Yes, we're already helping by providing the health insurance that is getting her the housing she needs and the medication. But she has fines and other expenses and I know this is hard.

So we'll talk. And I'll be the voice of reason should the old anger rise. And if it rises too far too fast, I'll remind him that he's welcome to discuss this with his ex-wife and leave me out of it.

That always works to calm him right down.

I'm tired of drama. I want J well because I want things to calm down and perhaps, at some point, our interaction with her mother will be non-existent. A second wife can dream...

2 comments:

McKinley {Haolepinos} said...

That is so funny that you say you can talk to her, that settles him right down. He doesn't want to do it that bad! ahhahahah I LOVE IT!

That can be so hard, mixed families always have their intertwining details. And it is hard to work through all of them at times. There are so many deep emotions, and it sounds like J needs to process a lot of emotions, which is the help I am sure you are talking about. Have you seen Celebraty Rehab? I am not sure of J's troubles but that show is amazing and Dr. Drew is spectacular. I feel like it can relate to so many different things, like why people do the things they do. Not just their addictions. It is amazing to see how all of them have these emotional pains they never processed.

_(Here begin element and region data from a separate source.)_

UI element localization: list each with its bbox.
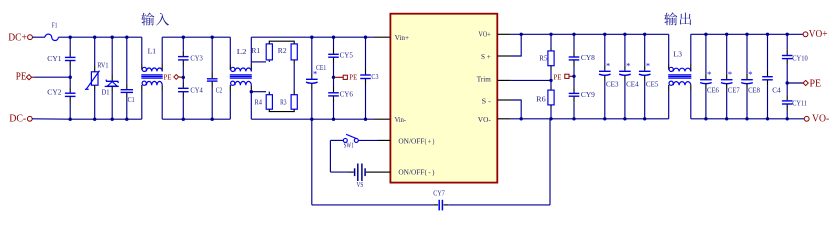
svg-text:VO-: VO- [478,115,491,124]
svg-text:( - ): ( - ) [425,169,435,177]
inductor L1 right vertical wires [161,37,163,64]
svg-text:*: * [748,69,752,79]
resistor R4 [266,95,272,110]
svg-text:CY1: CY1 [47,54,62,63]
capacitor CE4 (electrolytic) [624,34,626,65]
inductor L2 right vertical wires [250,37,252,64]
node L2 bottom junction [250,90,253,93]
inductor L2 left vertical wires [229,37,231,64]
resistor R5 [550,34,552,47]
svg-text:L3: L3 [673,49,682,58]
svg-text:L1: L1 [148,47,157,56]
battery VS [349,171,354,173]
svg-text:Vin-: Vin- [395,115,407,124]
svg-text:CY2: CY2 [47,87,62,96]
svg-text:L2: L2 [237,47,247,56]
svg-text:R6: R6 [536,94,546,103]
svg-text:*: * [646,61,650,71]
svg-text:CY3: CY3 [190,53,203,62]
svg-text:CY9: CY9 [581,90,595,99]
inductor L1 left vertical wires [141,37,143,64]
label input 输入 [141,13,169,26]
wire L2 branch to R1 (top) [251,61,266,63]
capacitor CY5 [333,37,335,48]
wire CY7 bottom left segment [312,204,434,206]
svg-text:Trim: Trim [477,74,491,83]
svg-text:CY11: CY11 [792,98,807,107]
wire bottom output rail left of L3 [511,118,669,120]
capacitor C3 [365,37,367,69]
capacitor CE6 (electrolytic) [705,34,707,73]
resistor R1 [266,44,272,60]
svg-text:SW1: SW1 [344,141,355,149]
resistor R3 [291,95,297,110]
svg-text:*: * [728,69,732,79]
svg-text:VO+: VO+ [809,28,828,40]
wire S+ jumper to VO+ [512,34,522,56]
inductor L3 core [668,74,691,76]
inductor L2 core [230,74,252,76]
junction dots input rails group 2 [182,36,185,39]
node PE tap CY8/CY9 [572,75,575,78]
inductor L1 core [141,74,162,76]
capacitor CY6 [333,77,335,87]
varistor RV1 [94,37,96,66]
svg-text:CY4: CY4 [190,86,203,95]
capacitor CE7 (electrolytic) [726,34,728,73]
wire bottom rail L1 to L2 [162,118,230,120]
diode D1 (TVS) [111,37,113,74]
inductor L3 right vertical wires [690,34,692,64]
junction dots output rails group 1 [549,33,552,36]
svg-text:CE5: CE5 [646,79,659,88]
svg-text:CY6: CY6 [340,90,354,99]
node PE tap CY3/CY4 [182,76,185,79]
inductor L2 top winding [231,67,235,71]
wire top input rail L2 to IC [251,36,374,38]
junction dots output rails group 2 [704,33,707,36]
wire bottom input rail to L1 [70,118,142,120]
svg-text:CY8: CY8 [581,53,595,62]
svg-text:R4: R4 [255,98,263,107]
svg-text:C3: C3 [371,72,378,81]
wire switch to pin [358,139,377,141]
svg-text:CY10: CY10 [792,53,808,62]
svg-text:F1: F1 [52,21,58,30]
capacitor CY9 [573,76,575,87]
capacitor C2 [211,37,213,73]
svg-text:CE8: CE8 [748,86,760,95]
capacitor CY4 [182,77,184,82]
svg-text:CE7: CE7 [728,86,740,95]
svg-text:PE: PE [164,73,172,82]
svg-text:CE4: CE4 [626,79,639,88]
wire R1 top to R2 top [269,41,294,44]
inductor L2 bottom winding [231,81,235,85]
inductor L3 left vertical wires [668,34,670,64]
wire CY7 riser right (to VO- rail) [549,119,551,205]
wire ON/OFF(+) pin stub [378,139,391,141]
capacitor CY8 [573,34,575,51]
svg-text:DC+: DC+ [8,31,27,43]
node Trim junction [549,79,552,82]
svg-text:CE1: CE1 [316,63,326,72]
svg-text:S -: S - [482,97,492,106]
wire R4 bottom to R3 bottom [269,109,294,111]
wire L2 branch to R4 (bottom) [251,91,266,93]
svg-text:R5: R5 [539,54,547,63]
wire switch left to corner [330,139,343,141]
svg-text:ON/OFF: ON/OFF [398,168,424,177]
svg-text:DC-: DC- [9,113,26,125]
capacitor CY10 [786,34,788,50]
inductor L3 bottom winding [669,81,673,85]
wire S- pin stub [497,99,511,101]
svg-text:C4: C4 [772,86,781,95]
capacitor CY7 [434,204,439,206]
svg-text:CE6: CE6 [707,86,719,95]
svg-text:CY5: CY5 [340,50,354,59]
svg-text:VS: VS [357,180,364,189]
svg-text:*: * [606,61,610,71]
svg-text:R3: R3 [280,98,287,107]
wire bottom output rail right of L3 [691,118,805,120]
wire CY7 bottom right segment [448,204,550,206]
svg-text:R2: R2 [278,46,287,55]
node PE tap CY1/CY2 [69,76,72,79]
svg-text:R1: R1 [251,46,260,55]
svg-text:( + ): ( + ) [425,137,435,145]
terminal PE tap square (CY5/CY6) [334,76,344,78]
IC U1 body [390,14,497,183]
resistor R2 [291,44,297,60]
svg-text:ON/OFF: ON/OFF [398,136,424,145]
capacitor CY3 [182,37,184,51]
capacitor CE5 (electrolytic) [644,34,646,65]
svg-text:PE: PE [554,73,562,82]
capacitor CE1 (electrolytic) [311,37,313,73]
svg-text:C1: C1 [128,95,135,104]
wire PE to CY1/CY2 midpoint [35,76,71,78]
svg-text:VO+: VO+ [478,30,490,39]
node S- jumper [520,117,523,120]
terminal VO- [804,116,809,121]
wire DC+ to fuse [32,36,45,38]
wire ON/OFF loop left vertical [329,140,331,172]
capacitor CY2 [69,77,71,87]
svg-text:CE3: CE3 [606,79,619,88]
label output 输出 [664,12,691,25]
junction dots input rails group 3 [310,36,313,39]
svg-text:PE: PE [16,70,27,82]
svg-text:C2: C2 [216,86,223,95]
wire S- jumper to VO- [512,100,522,119]
svg-text:Vin+: Vin+ [395,33,410,42]
terminal PE output [787,82,803,84]
wire VO- pin stub [497,118,510,120]
svg-text:S +: S + [481,52,491,61]
capacitor CY11 [786,83,788,95]
capacitor C1 [126,37,128,84]
svg-text:RV1: RV1 [97,61,108,70]
capacitor C4 [767,34,769,71]
wire R2 bottom to R3 top [293,60,295,64]
wire VO+ pin stub [497,33,510,35]
wire top rail L1 to L2 [162,36,230,38]
wire top output rail right of L3 [691,33,803,35]
fuse F1 [45,34,58,40]
svg-text:PE: PE [349,73,357,82]
svg-text:D1: D1 [102,87,110,96]
inductor L1 bottom winding [142,81,146,85]
svg-text:VO-: VO- [812,113,829,125]
node PE tap CY5/CY6 [332,76,335,79]
svg-text:PE: PE [810,77,822,89]
resistor R6 [550,80,552,86]
wire Trim to R5/R6 [511,79,551,81]
wire battery to ON/OFF(-) pin [366,171,378,173]
wire S+ pin stub [497,55,511,57]
svg-text:CY7: CY7 [433,189,445,198]
capacitor CE8 (electrolytic) [746,34,748,73]
wire top input rail to L1 [58,36,141,38]
capacitor CY1 [69,37,71,51]
capacitor CE3 (electrolytic) [604,34,606,65]
wire Trim pin stub [497,79,510,81]
switch SW1 [343,138,347,142]
terminal VO+ [803,32,808,37]
svg-text:*: * [626,61,630,71]
junction dots input rails group 1 [69,36,72,39]
inductor L3 top winding [669,67,673,71]
node PE tap CY10/CY11 [786,81,789,84]
wire top output rail left of L3 [511,33,669,35]
inductor L1 top winding [142,67,146,71]
wire CY7 riser left (from Vin- rail) [311,119,313,205]
wire bottom input rail L2 to IC Vin- [251,118,374,120]
node S+ jumper [520,33,523,36]
svg-text:*: * [707,69,711,79]
wire corner to battery [330,171,348,173]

Anyways, it does sounds stressful at times. And you have made some valid points. I hope that it works out for the best and J will get the help that you are talking about. And it seems good that you are the voice of reason/mediator. Sometimes relationships or ex-relationships really need that!

Anonymous said...

Well how lucky are they all that they have you?!

I hope things stay at an even keel and J gets the help she needs quickly. Best of luck with all of it.